Her face was suddenly brilliant, her eyes shone. Something electric seemed to quiver through her frame. She almost danced back to her place by his side.
"How foolish!" she murmured. "Why didn't you say so at once?"
"Because," he replied, "they have only been changed during the last few seconds. I wanted to discover something which I have discovered."
"To discover something?"
"That my time has not yet come."
She turned away from him. She was oppressed with a sense almost of fear, a feeling that he was able to read the very thoughts forming in her brain; to understand, as no one else in the world could understand, the things that lived in her heart.
"I must not keep you," he remarked, glancing at the clock. "It was very late for me to call, and you will be wanting to join your friends."
"They are coming here for me," she explained. "There is really no hurry at all. We are not changing anything. It is to be quite a simple evening. Sometimes I wish that you cared about things of that sort, Eugène."
He blew through his lips a little cloud of smoke from the cigarette which he had just lit.
"I do not fancy," he replied, "that I should be much of a success as a fourth in your little expedition."
"But it is silly of you not to visit Bohemia occasionally," she declared, ignoring the meaning that lay beneath his words. "It is refreshing to rub shoulders with people who feel, and who show freely what they feel; to eat their food, drink their wine, even join in their pleasures."
The prince shook his head.
"I am not of the people," he said, "and I have no sympathy with them. I detest the bourgeoisie of every country in the world—my own more particularly."
"If you only knew how strangely that sounds!" she murmured.
"Does it?" he answered. "You should read my family history, read of the men and women of my race who were butchered at the hands of that drunken, lustful mob whom lying historians have glorified. I am one of those who do not forget injuries. My estates are administered more severely than any others in France. No penny of my money has ever been spent in charity. I neither forget nor forgive."
She laughed a little nervously.
"What an unsympathetic person you can be, Eugène!"
"And for that very reason," he replied, "I can be sympathetic. Because I hate some people, I have the power of loving others. Because it pleases me to deal severely with my enemies, it gives me joy to deal generously with my friends. That is my conception of life. May I wish you a pleasant evening?"
"You are going now?" she asked, a little surprised.
He smiled faintly as he raised her fingers to his lips. She had made a little movement toward him, but he took no advantage of it.
"I am going now."
"When shall I see you again?" she inquired, as she came back from ringing the bell.

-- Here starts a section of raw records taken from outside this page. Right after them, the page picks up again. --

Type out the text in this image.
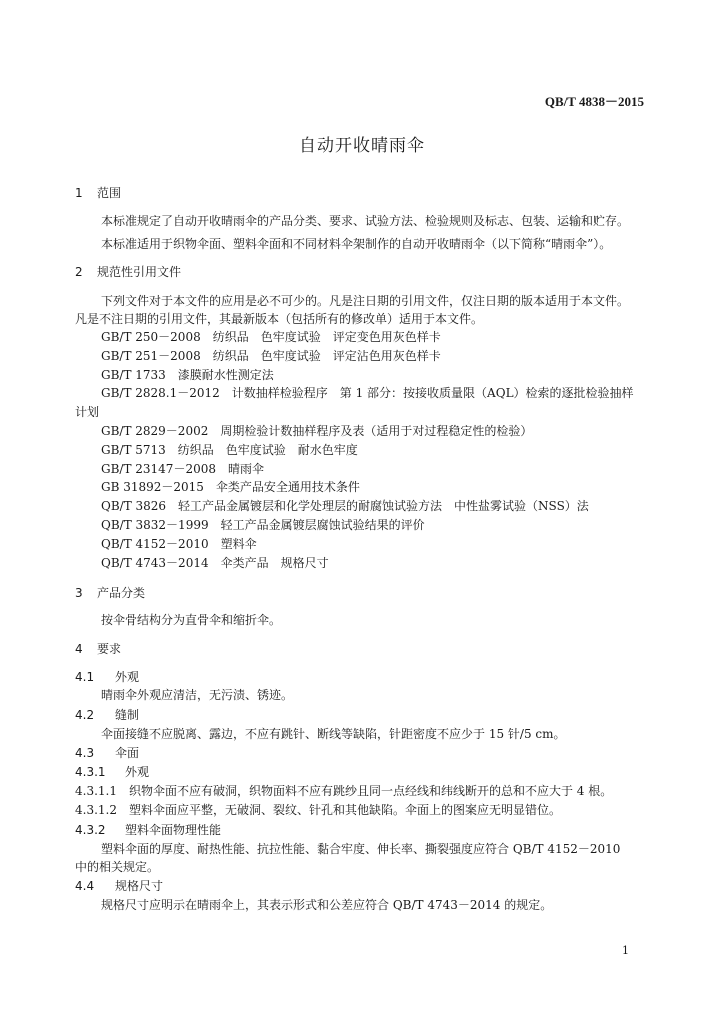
QB/T 4838－2015
自动开收晴雨伞
1 范围
本标准规定了自动开收晴雨伞的产品分类、要求、试验方法、检验规则及标志、包装、运输和贮存。
本标准适用于织物伞面、塑料伞面和不同材料伞架制作的自动开收晴雨伞（以下简称“晴雨伞”）。
2 规范性引用文件
下列文件对于本文件的应用是必不可少的。凡是注日期的引用文件，仅注日期的版本适用于本文件。
凡是不注日期的引用文件，其最新版本（包括所有的修改单）适用于本文件。
GB/T 250－2008　纺织品　色牢度试验　评定变色用灰色样卡
GB/T 251－2008　纺织品　色牢度试验　评定沾色用灰色样卡
GB/T 1733　漆膜耐水性测定法
GB/T 2828.1－2012　计数抽样检验程序　第 1 部分：按接收质量限（AQL）检索的逐批检验抽样
计划
GB/T 2829－2002　周期检验计数抽样程序及表（适用于对过程稳定性的检验）
GB/T 5713　纺织品　色牢度试验　耐水色牢度
GB/T 23147－2008　晴雨伞
GB 31892－2015　伞类产品安全通用技术条件
QB/T 3826　轻工产品金属镀层和化学处理层的耐腐蚀试验方法　中性盐雾试验（NSS）法
QB/T 3832－1999　轻工产品金属镀层腐蚀试验结果的评价
QB/T 4152－2010　塑料伞
QB/T 4743－2014　伞类产品　规格尺寸
3 产品分类
按伞骨结构分为直骨伞和缩折伞。
4 要求
4.1 外观
晴雨伞外观应清洁，无污渍、锈迹。
4.2 缝制
伞面接缝不应脱离、露边，不应有跳针、断线等缺陷，针距密度不应少于 15 针/5 cm。
4.3 伞面
4.3.1 外观
4.3.1.1　织物伞面不应有破洞，织物面料不应有跳纱且同一点经线和纬线断开的总和不应大于 4 根。
4.3.1.2　塑料伞面应平整，无破洞、裂纹、针孔和其他缺陷。伞面上的图案应无明显错位。
4.3.2 塑料伞面物理性能
塑料伞面的厚度、耐热性能、抗拉性能、黏合牢度、伸长率、撕裂强度应符合 QB/T 4152－2010
中的相关规定。
4.4 规格尺寸
规格尺寸应明示在晴雨伞上，其表示形式和公差应符合 QB/T 4743－2014 的规定。
1
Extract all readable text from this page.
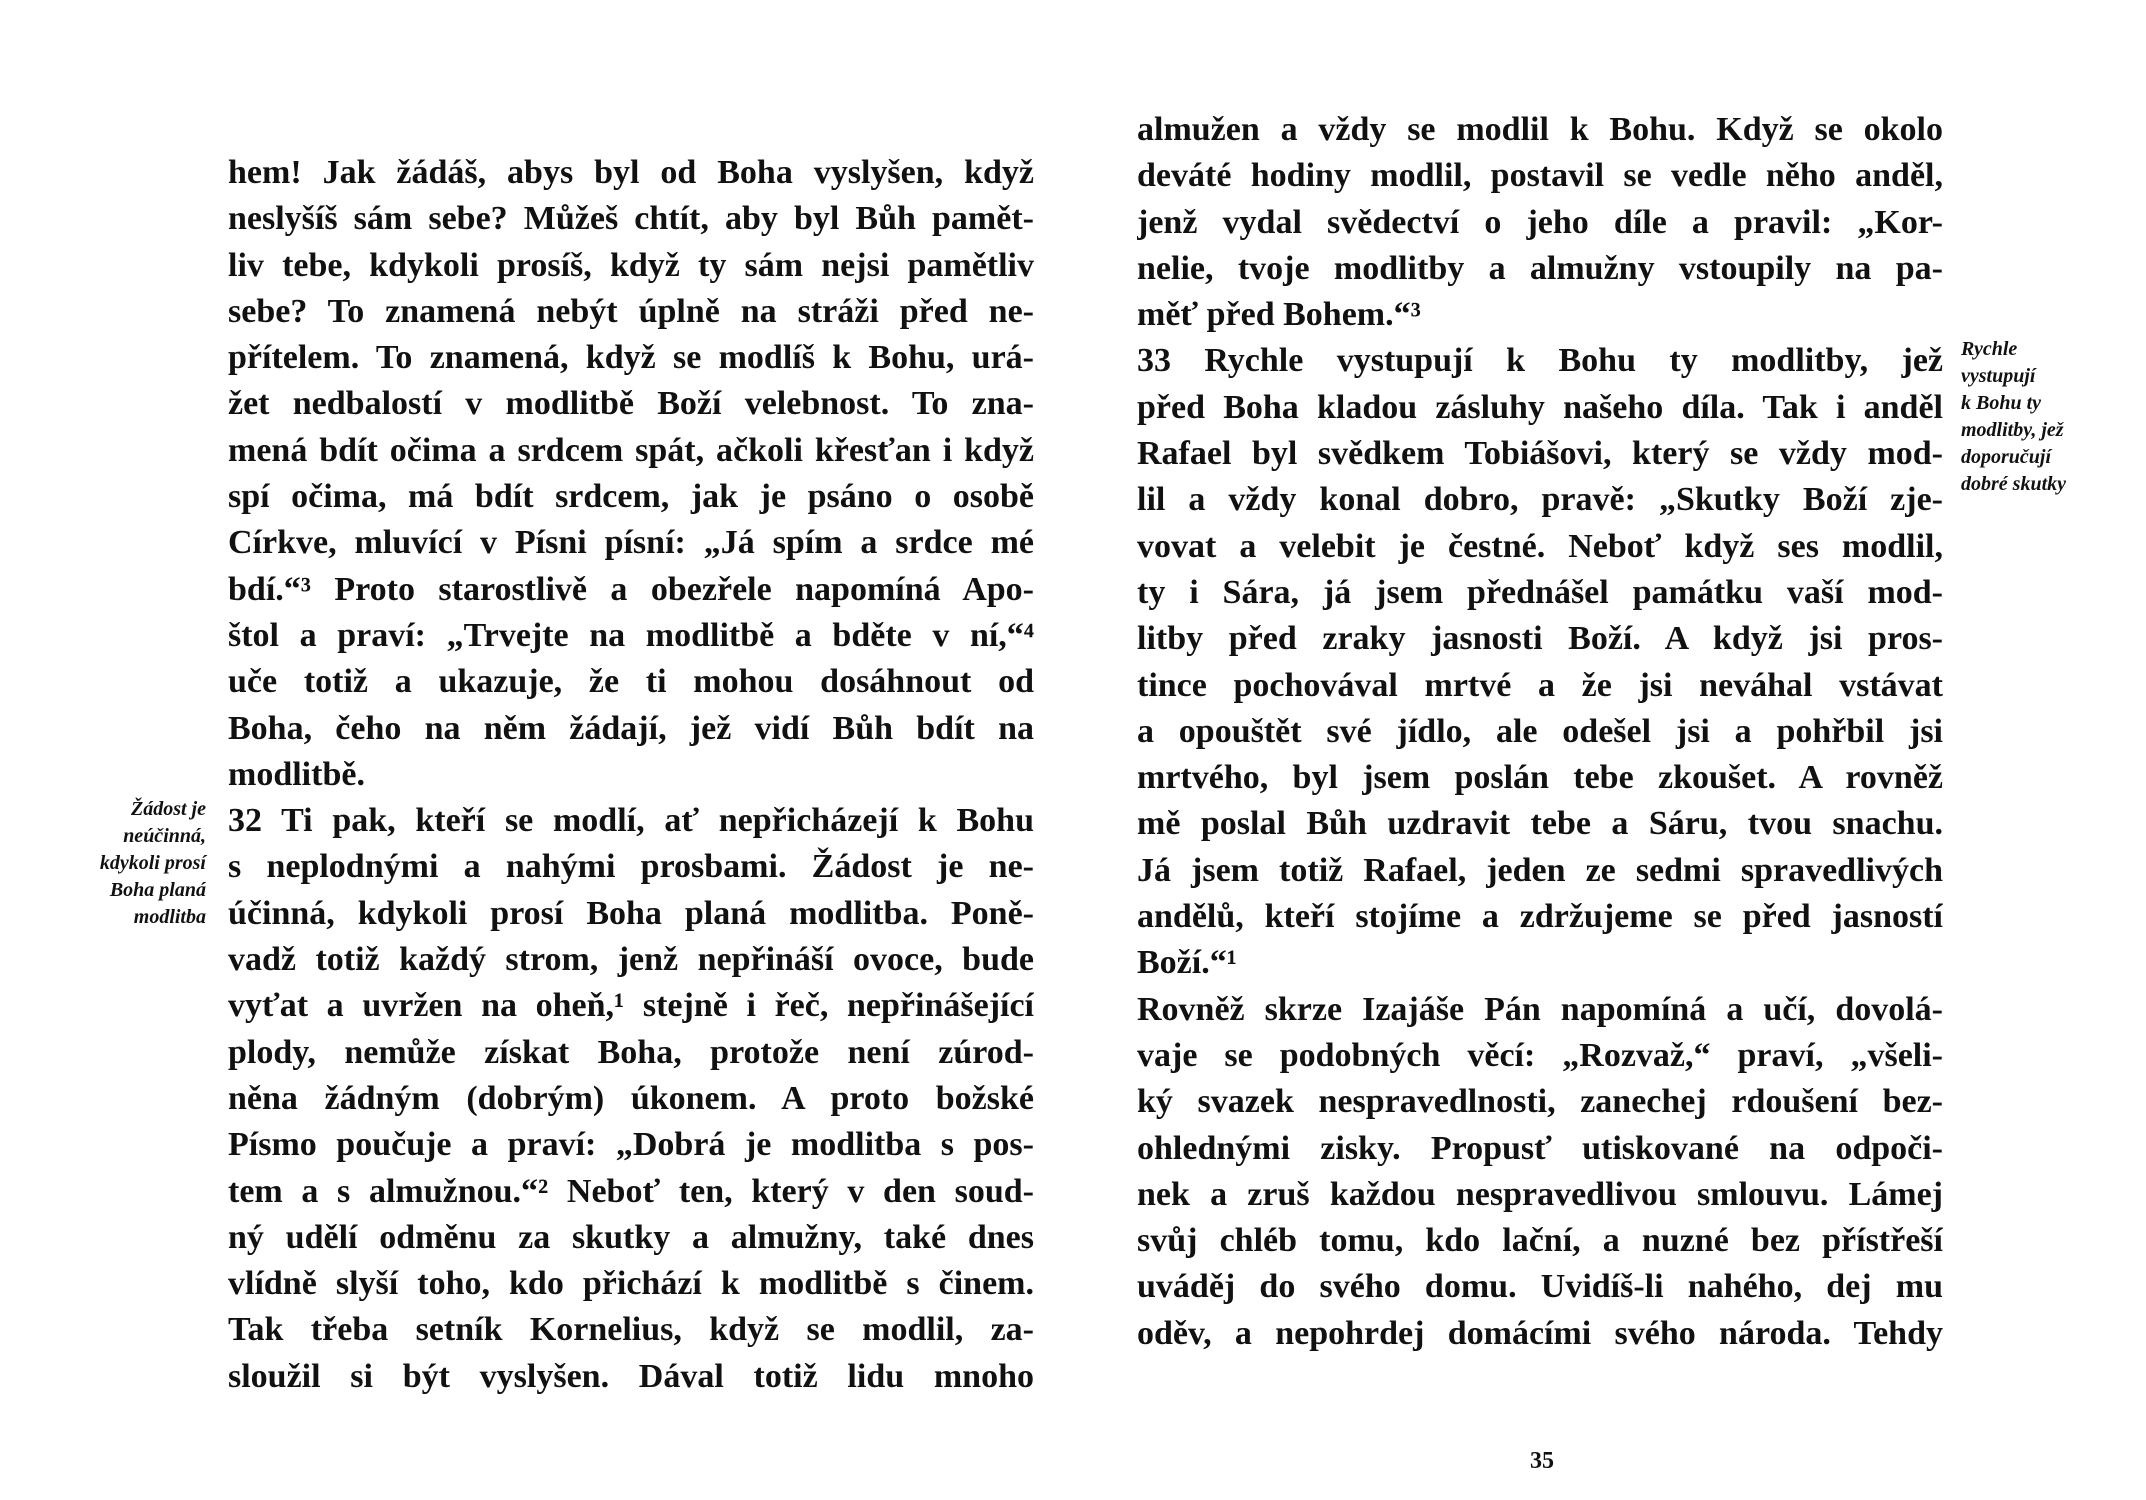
hem! Jak žádáš, abys byl od Boha vyslyšen, když
neslyšíš sám sebe? Můžeš chtít, aby byl Bůh pamět-
liv tebe, kdykoli prosíš, když ty sám nejsi pamětliv
sebe? To znamená nebýt úplně na stráži před ne-
přítelem. To znamená, když se modlíš k Bohu, urá-
žet nedbalostí v modlitbě Boží velebnost. To zna-
mená bdít očima a srdcem spát, ačkoli křesťan i když
spí očima, má bdít srdcem, jak je psáno o osobě
Církve, mluvící v Písni písní: „Já spím a srdce mé
bdí.“³ Proto starostlivě a obezřele napomíná Apo-
štol a praví: „Trvejte na modlitbě a bděte v ní,“⁴
uče totiž a ukazuje, že ti mohou dosáhnout od
Boha, čeho na něm žádají, jež vidí Bůh bdít na
modlitbě.
32 Ti pak, kteří se modlí, ať nepřicházejí k Bohu
s neplodnými a nahými prosbami. Žádost je ne-
účinná, kdykoli prosí Boha planá modlitba. Poně-
vadž totiž každý strom, jenž nepřináší ovoce, bude
vyťat a uvržen na oheň,¹ stejně i řeč, nepřinášející
plody, nemůže získat Boha, protože není zúrod-
něna žádným (dobrým) úkonem. A proto božské
Písmo poučuje a praví: „Dobrá je modlitba s pos-
tem a s almužnou.“² Neboť ten, který v den soud-
ný udělí odměnu za skutky a almužny, také dnes
vlídně slyší toho, kdo přichází k modlitbě s činem.
Tak třeba setník Kornelius, když se modlil, za-
sloužil si být vyslyšen. Dával totiž lidu mnoho
Žádost je
neúčinná,
kdykoli prosí
Boha planá
modlitba
almužen a vždy se modlil k Bohu. Když se okolo
deváté hodiny modlil, postavil se vedle něho anděl,
jenž vydal svědectví o jeho díle a pravil: „Kor-
nelie, tvoje modlitby a almužny vstoupily na pa-
měť před Bohem.“³
33 Rychle vystupují k Bohu ty modlitby, jež
před Boha kladou zásluhy našeho díla. Tak i anděl
Rafael byl svědkem Tobiášovi, který se vždy mod-
lil a vždy konal dobro, pravě: „Skutky Boží zje-
vovat a velebit je čestné. Neboť když ses modlil,
ty i Sára, já jsem přednášel památku vaší mod-
litby před zraky jasnosti Boží. A když jsi pros-
tince pochovával mrtvé a že jsi neváhal vstávat
a opouštět své jídlo, ale odešel jsi a pohřbil jsi
mrtvého, byl jsem poslán tebe zkoušet. A rovněž
mě poslal Bůh uzdravit tebe a Sáru, tvou snachu.
Já jsem totiž Rafael, jeden ze sedmi spravedlivých
andělů, kteří stojíme a zdržujeme se před jasností
Boží.“¹
Rovněž skrze Izajáše Pán napomíná a učí, dovolá-
vaje se podobných věcí: „Rozvaž,“ praví, „všeli-
ký svazek nespravedlnosti, zanechej rdoušení bez-
ohlednými zisky. Propusť utiskované na odpoči-
nek a zruš každou nespravedlivou smlouvu. Lámej
svůj chléb tomu, kdo lační, a nuzné bez přístřeší
uváděj do svého domu. Uvidíš-li nahého, dej mu
oděv, a nepohrdej domácími svého národa. Tehdy
Rychle
vystupují
k Bohu ty
modlitby, jež
doporučují
dobré skutky
35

"A telephone-message from your maid, a line written with your own fingers," he said, "will bring me to you within a few minutes. If I hear nothing, I may come uninvited, but it will be when the fancy takes me. Once more, Louise, a pleasant evening!"
He passed out of the door, which the parlor maid was holding open for him. Crossing to the window, Louise watched him leave the house and enter his waiting automobile. He gave no sign of haste or disappointment. He lit another cigarette deliberately upon the pavement and gave his orders to the chauffeur with some care.
As the car drove off without his having once glanced up at the window, she shivered a little. There was a silence which, it seemed to her, could be more minatory even than accusation.